Après la “Révolution”, la paranoïa collective concernant les financements a connu un succès dans les médias et les discours de certains politiciens, chose que souligne le jeune danseur et producteur Chouaib Brik : “Je ne suis pas dans cette paranoïa, personne ne peut t’imposer quoi que ce soit, mais il s’agit par contre d’être éligible dès le départ”.

 

L’éligibilité dans la société civile et pour les bailleurs de fond, est un axe principal si on aborde le sujet des financements. Par éligibilité d’un projet, on veut dire remplir certaines conditions et avoir une approche qui convient aux bailleurs.

 

“Parfois l’artiste se trouve en train de faire de la chasse à appel à candidature, continue Chouaib Brik, mais ces appels à candidature ont des thématiques précises qui ne sont pas forcément dans les domaines qui intéressent tout le monde.
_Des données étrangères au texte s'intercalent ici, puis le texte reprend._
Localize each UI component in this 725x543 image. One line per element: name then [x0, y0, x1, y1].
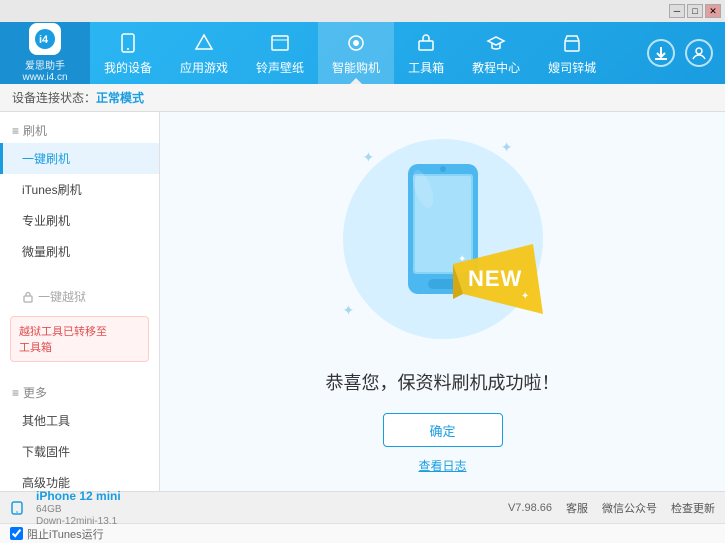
download-btn[interactable] — [647, 39, 675, 67]
restore-btn[interactable]: □ — [687, 4, 703, 18]
more-header-label: 更多 — [23, 384, 47, 401]
version-label: V7.98.66 — [508, 502, 552, 514]
new-badge: NEW ✦ ✦ — [453, 244, 543, 319]
sidebar-item-other-tools[interactable]: 其他工具 — [0, 405, 159, 436]
apps-icon — [192, 31, 216, 55]
status-bar: 设备连接状态： 正常模式 — [0, 84, 725, 112]
logo-svg: i4 — [34, 28, 56, 50]
logo[interactable]: i4 爱思助手 www.i4.cn — [0, 22, 90, 84]
more-header-icon: ≡ — [12, 386, 19, 400]
sidebar-item-micro-flash[interactable]: 微量刷机 — [0, 236, 159, 267]
sidebar-item-itunes-flash[interactable]: iTunes刷机 — [0, 174, 159, 205]
jailbreak-label: 一键越狱 — [38, 288, 86, 305]
sidebar: ≡ 刷机 一键刷机 iTunes刷机 专业刷机 微量刷机 一键越狱 越狱工具已转… — [0, 112, 160, 491]
nav-label-store: 嫂司锌城 — [548, 59, 596, 76]
nav-label-apps: 应用游戏 — [180, 59, 228, 76]
store-icon — [560, 31, 584, 55]
nav-label-toolbox: 工具箱 — [408, 59, 444, 76]
nav-smart-shop[interactable]: 智能购机 — [318, 22, 394, 84]
music-icon — [268, 31, 292, 55]
phone-icon — [116, 31, 140, 55]
lock-icon — [22, 291, 34, 303]
sidebar-section-more: ≡ 更多 其他工具 下载固件 高级功能 — [0, 374, 159, 491]
status-value: 正常模式 — [96, 89, 144, 106]
sidebar-jailbreak-warning: 越狱工具已转移至工具箱 — [10, 316, 149, 362]
sidebar-item-jailbreak-disabled: 一键越狱 — [0, 281, 159, 312]
daily-link[interactable]: 查看日志 — [418, 457, 466, 474]
nav-ringtones[interactable]: 铃声壁纸 — [242, 22, 318, 84]
logo-line2: www.i4.cn — [22, 72, 67, 83]
nav-toolbox[interactable]: 工具箱 — [394, 22, 458, 84]
nav-store[interactable]: 嫂司锌城 — [534, 22, 610, 84]
confirm-button[interactable]: 确定 — [383, 413, 503, 447]
logo-icon: i4 — [29, 23, 61, 55]
sidebar-item-pro-flash[interactable]: 专业刷机 — [0, 205, 159, 236]
support-link[interactable]: 客服 — [566, 500, 588, 516]
sidebar-section-flash: ≡ 刷机 一键刷机 iTunes刷机 专业刷机 微量刷机 — [0, 112, 159, 273]
logo-line1: 爱思助手 — [25, 57, 65, 72]
nav-label-my-device: 我的设备 — [104, 59, 152, 76]
tools-icon — [414, 31, 438, 55]
header: i4 爱思助手 www.i4.cn 我的设备 应用游戏 铃声壁纸 — [0, 22, 725, 84]
svg-text:NEW: NEW — [468, 266, 522, 291]
status-label: 设备连接状态： — [12, 89, 96, 106]
success-illustration: ✦ ✦ ✦ — [333, 129, 553, 349]
svg-text:i4: i4 — [39, 34, 49, 46]
device-storage: 64GB — [36, 504, 121, 515]
close-btn[interactable]: ✕ — [705, 4, 721, 18]
svg-text:✦: ✦ — [458, 254, 466, 265]
wechat-link[interactable]: 微信公众号 — [602, 500, 657, 516]
camera-icon — [344, 31, 368, 55]
main-area: ≡ 刷机 一键刷机 iTunes刷机 专业刷机 微量刷机 一键越狱 越狱工具已转… — [0, 112, 725, 491]
graduation-icon — [484, 31, 508, 55]
nav-apps-games[interactable]: 应用游戏 — [166, 22, 242, 84]
device-phone-icon — [10, 501, 24, 515]
flash-header-icon: ≡ — [12, 124, 19, 138]
svg-text:✦: ✦ — [521, 291, 529, 302]
device-name: iPhone 12 mini — [36, 489, 121, 503]
user-btn[interactable] — [685, 39, 713, 67]
itunes-stop-checkbox[interactable] — [10, 527, 23, 540]
nav-label-tutorials: 教程中心 — [472, 59, 520, 76]
minimize-btn[interactable]: ─ — [669, 4, 685, 18]
content-area: ✦ ✦ ✦ — [160, 112, 725, 491]
success-text: 恭喜您，保资料刷机成功啦！ — [326, 369, 560, 395]
device-info: iPhone 12 mini 64GB Down-12mini-13.1 — [36, 489, 121, 527]
flash-header-label: 刷机 — [23, 122, 47, 139]
nav-tutorials[interactable]: 教程中心 — [458, 22, 534, 84]
title-bar: ─ □ ✕ — [0, 0, 725, 22]
sidebar-flash-header: ≡ 刷机 — [0, 118, 159, 143]
nav-items: 我的设备 应用游戏 铃声壁纸 智能购机 工具箱 — [90, 22, 647, 84]
sparkle-icon-3: ✦ — [343, 302, 355, 319]
itunes-stop-label: 阻止iTunes运行 — [27, 526, 104, 542]
sparkle-icon-1: ✦ — [363, 149, 375, 166]
sparkle-icon-2: ✦ — [501, 139, 513, 156]
nav-my-device[interactable]: 我的设备 — [90, 22, 166, 84]
bottom-right: V7.98.66 客服 微信公众号 检查更新 — [508, 500, 715, 516]
nav-label-smart-shop: 智能购机 — [332, 59, 380, 76]
sidebar-item-advanced[interactable]: 高级功能 — [0, 467, 159, 491]
bottom-bar: iPhone 12 mini 64GB Down-12mini-13.1 V7.… — [0, 491, 725, 523]
nav-label-ringtones: 铃声壁纸 — [256, 59, 304, 76]
sidebar-more-header: ≡ 更多 — [0, 380, 159, 405]
sidebar-item-onekey-flash[interactable]: 一键刷机 — [0, 143, 159, 174]
header-right — [647, 39, 725, 67]
sidebar-item-download-firmware[interactable]: 下载固件 — [0, 436, 159, 467]
check-update-link[interactable]: 检查更新 — [671, 500, 715, 516]
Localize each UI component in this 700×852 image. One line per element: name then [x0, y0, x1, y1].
Et si un artiste s’intéresse à remplir les conditions au détriment de son art, il perd son authenticité et sa réelle vocation”.

 

Un réel dilemme dans lequel se trouve coincé l’artiste engagé et porteur de message et de cause sociétale, celui de trouver un compromis entre sa vision artistique et de savoir “vendre”. A ce paradoxe, Chouaib Brik a une solution.

 

“Être artiste c’est résister; c’est-à-dire trouver une manière d’intégrer le système sans faillir à son art, à sa cause et ses engagements citoyens et artistiques. Il ne faut pas attendre les bailleurs de fond, ni se soumettre pour être éligible. Pour moi l’idéal est de foncer en solo, miser sur l’autofinancement et se lancer dans des projets pilotes avec des ressources minimes si ce n’est nulles. Si on montre de quoi on est capable, les financements suivront, et les bailleurs de fond seront la à notre recherche et non le contraire”.

 

Dans la même optique, Zeineb Farhat insiste : “Les jeunes disposent aujourd’hui de références et de moyens dont notre génération n’a pas connu. La proximité et l’ouverture sur le monde, l’outil magique qu’est internet, mais surtout le cadre politico-social en ébullition est un avantage dont doivent profiter les jeunes artistes. Cet événement en soi est une chance pour faire son réseautage et apprendre à se faire connaître”.